As pre-pandemic or early pandemic era leases expire, Philadelphia isn’t losing many office tenants to the suburbs or to other markets. Existing employers are simply using less space. Tenants renewing contracts are leasing between 25% and 40% less space, Hutchinson estimated, with 2025 anticipated to be a peak year for lease expirations.

“With persistent tenant downsizings in the wake of changing space utilization patterns and anemic tenant attraction activity from outside the market, we anticipate [increasing vacancy] to continue,” said Lauren Gilchrist, chief of commercial real estate services firm Newmark’s Greater Philadelphia office.

According to the estimates of the business advocacy group Center City District, in comparison with 2019, only 63% of daily office worker foot traffic has returned to the core of downtown’s office district along West Market Street and John F. Kennedy Boulevard.

“It’s worth noting that this number continues to grow,” said Prema Katari Gupta, CEO of Center City District. “Thanks to the leadership of our mayor and companies like Comcast and IBX, there are approximately 6% more nonresident workers in the office district than there were at this time last year. We expect this number to continue to inch upward.”

Philadelphia’s top “trophy” office buildings like the FMC or Comcast towers, meanwhile, are 89% occupied as tenants downsize and can afford nicer space. That’s a silver lining, as is Center City’s continued residential boom.

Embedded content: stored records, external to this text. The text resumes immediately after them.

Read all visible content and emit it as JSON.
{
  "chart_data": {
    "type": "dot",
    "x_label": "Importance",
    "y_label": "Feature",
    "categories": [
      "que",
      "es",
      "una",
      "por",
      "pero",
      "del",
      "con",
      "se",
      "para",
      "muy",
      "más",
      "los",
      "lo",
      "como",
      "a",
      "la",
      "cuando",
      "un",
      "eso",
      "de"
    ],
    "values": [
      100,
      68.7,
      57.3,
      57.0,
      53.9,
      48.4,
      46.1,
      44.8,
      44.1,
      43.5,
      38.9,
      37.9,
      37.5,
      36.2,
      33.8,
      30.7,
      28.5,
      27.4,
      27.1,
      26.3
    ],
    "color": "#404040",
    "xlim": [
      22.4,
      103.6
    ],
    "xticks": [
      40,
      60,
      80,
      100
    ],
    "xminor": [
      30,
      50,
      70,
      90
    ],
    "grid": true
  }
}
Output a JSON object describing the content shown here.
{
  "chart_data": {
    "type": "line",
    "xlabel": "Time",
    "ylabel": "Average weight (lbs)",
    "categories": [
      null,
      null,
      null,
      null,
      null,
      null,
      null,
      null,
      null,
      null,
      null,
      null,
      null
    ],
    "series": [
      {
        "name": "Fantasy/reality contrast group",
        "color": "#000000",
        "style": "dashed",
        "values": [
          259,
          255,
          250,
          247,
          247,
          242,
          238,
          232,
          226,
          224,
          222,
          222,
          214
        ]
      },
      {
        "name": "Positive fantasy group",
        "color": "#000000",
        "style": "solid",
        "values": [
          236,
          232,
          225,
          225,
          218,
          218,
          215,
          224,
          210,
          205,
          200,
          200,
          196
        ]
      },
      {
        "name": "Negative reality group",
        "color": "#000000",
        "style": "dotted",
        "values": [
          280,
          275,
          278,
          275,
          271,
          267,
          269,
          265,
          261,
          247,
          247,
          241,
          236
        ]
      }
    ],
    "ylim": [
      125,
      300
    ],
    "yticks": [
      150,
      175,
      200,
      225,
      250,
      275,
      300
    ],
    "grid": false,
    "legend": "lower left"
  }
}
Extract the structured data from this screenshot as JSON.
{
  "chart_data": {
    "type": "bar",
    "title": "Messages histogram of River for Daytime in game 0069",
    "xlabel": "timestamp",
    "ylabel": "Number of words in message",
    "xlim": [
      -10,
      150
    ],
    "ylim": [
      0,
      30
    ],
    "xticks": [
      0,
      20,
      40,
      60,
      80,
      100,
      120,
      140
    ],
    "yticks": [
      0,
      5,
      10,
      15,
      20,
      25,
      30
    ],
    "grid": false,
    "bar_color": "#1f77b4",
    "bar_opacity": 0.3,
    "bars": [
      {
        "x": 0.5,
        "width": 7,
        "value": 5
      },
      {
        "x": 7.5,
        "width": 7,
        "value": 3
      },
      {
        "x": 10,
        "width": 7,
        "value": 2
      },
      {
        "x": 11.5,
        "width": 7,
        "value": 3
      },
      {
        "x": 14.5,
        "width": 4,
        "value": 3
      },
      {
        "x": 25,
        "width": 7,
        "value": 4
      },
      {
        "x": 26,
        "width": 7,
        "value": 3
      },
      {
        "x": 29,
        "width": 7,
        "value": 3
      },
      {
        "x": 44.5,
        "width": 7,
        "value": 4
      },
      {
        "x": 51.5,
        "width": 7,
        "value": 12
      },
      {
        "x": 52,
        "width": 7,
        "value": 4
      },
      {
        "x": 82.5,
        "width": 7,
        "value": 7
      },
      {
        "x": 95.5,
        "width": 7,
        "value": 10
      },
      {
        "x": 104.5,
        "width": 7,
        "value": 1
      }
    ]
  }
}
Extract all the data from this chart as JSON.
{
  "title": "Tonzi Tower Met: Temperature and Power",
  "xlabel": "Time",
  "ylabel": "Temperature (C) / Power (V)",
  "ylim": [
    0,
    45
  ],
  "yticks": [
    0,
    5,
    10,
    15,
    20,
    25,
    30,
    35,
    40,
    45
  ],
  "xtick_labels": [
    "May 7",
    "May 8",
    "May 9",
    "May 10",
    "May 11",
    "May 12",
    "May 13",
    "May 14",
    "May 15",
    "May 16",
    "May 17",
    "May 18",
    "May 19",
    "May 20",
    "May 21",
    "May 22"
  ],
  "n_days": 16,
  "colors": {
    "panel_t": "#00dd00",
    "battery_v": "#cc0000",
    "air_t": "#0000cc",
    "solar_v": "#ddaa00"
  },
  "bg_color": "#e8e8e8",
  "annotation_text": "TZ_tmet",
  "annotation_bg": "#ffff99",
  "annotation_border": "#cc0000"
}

Although preliminary Census estimates show Philadelphia’s overall population shrinking for the first time since 2005, downtown and its surrounding neighborhoods continue to add population. The restaurant and retail sectors are healthier than many peer cities as a result.

“Over the past couple of years, I’ve been to Denver, I’ve been to Oakland, and I would say that our downtown is faring much better than other cities I’ve seen,” Councilmember Jamie Gauthier said at Monday’s Committee of Commerce and Economic Development hearing. “Those cities felt very empty to me, even a few years out of the pandemic.”

About 1.5 million square feet of office-to-residential conversions are in the pipeline, adding to the almost 10 million square feet that were converted pre-pandemic. That highlights the flexibility of zoning in Center City, which allows most conversions, and the 10-year property tax abatement for adaptive reuse projects.

Real estate industry advocates at the hearing only gestured broadly at ideas for incentivizing new conversions, and Philadelphia’s flexible zoning and generous tax incentives were not acknowledged. In terms of attracting new employers, Hutchinson of BOMA recommended tax incentives for companies that hire Philadelphia residents or wage tax rebates for residents who work for city-based employers — ideas that could run afoul of the uniformity clause.

The possibility of rethinking the city’s tax structure, specifically reducing reliance on the wage tax, was little discussed although it likely will be a topic of debate at a forthcoming Tax Reform Commission.

Without some major change to attract new employers, industry insiders fear that the office sector will continue to stagnate and undermine Philadelphia’s tax base and future economic growth. Currently, 10.4% of commercial mortgage-backed security loans in the city are in distress, BOMA reports, on top of the losses that lenders have already seen this summer.

“When investors lose money in real estate, they become more reticent to invest in the same location again … creating even more challenges to attracting the non-Philadelphia-based capital that Philadelphia so desperately needs,” Gilchrist said.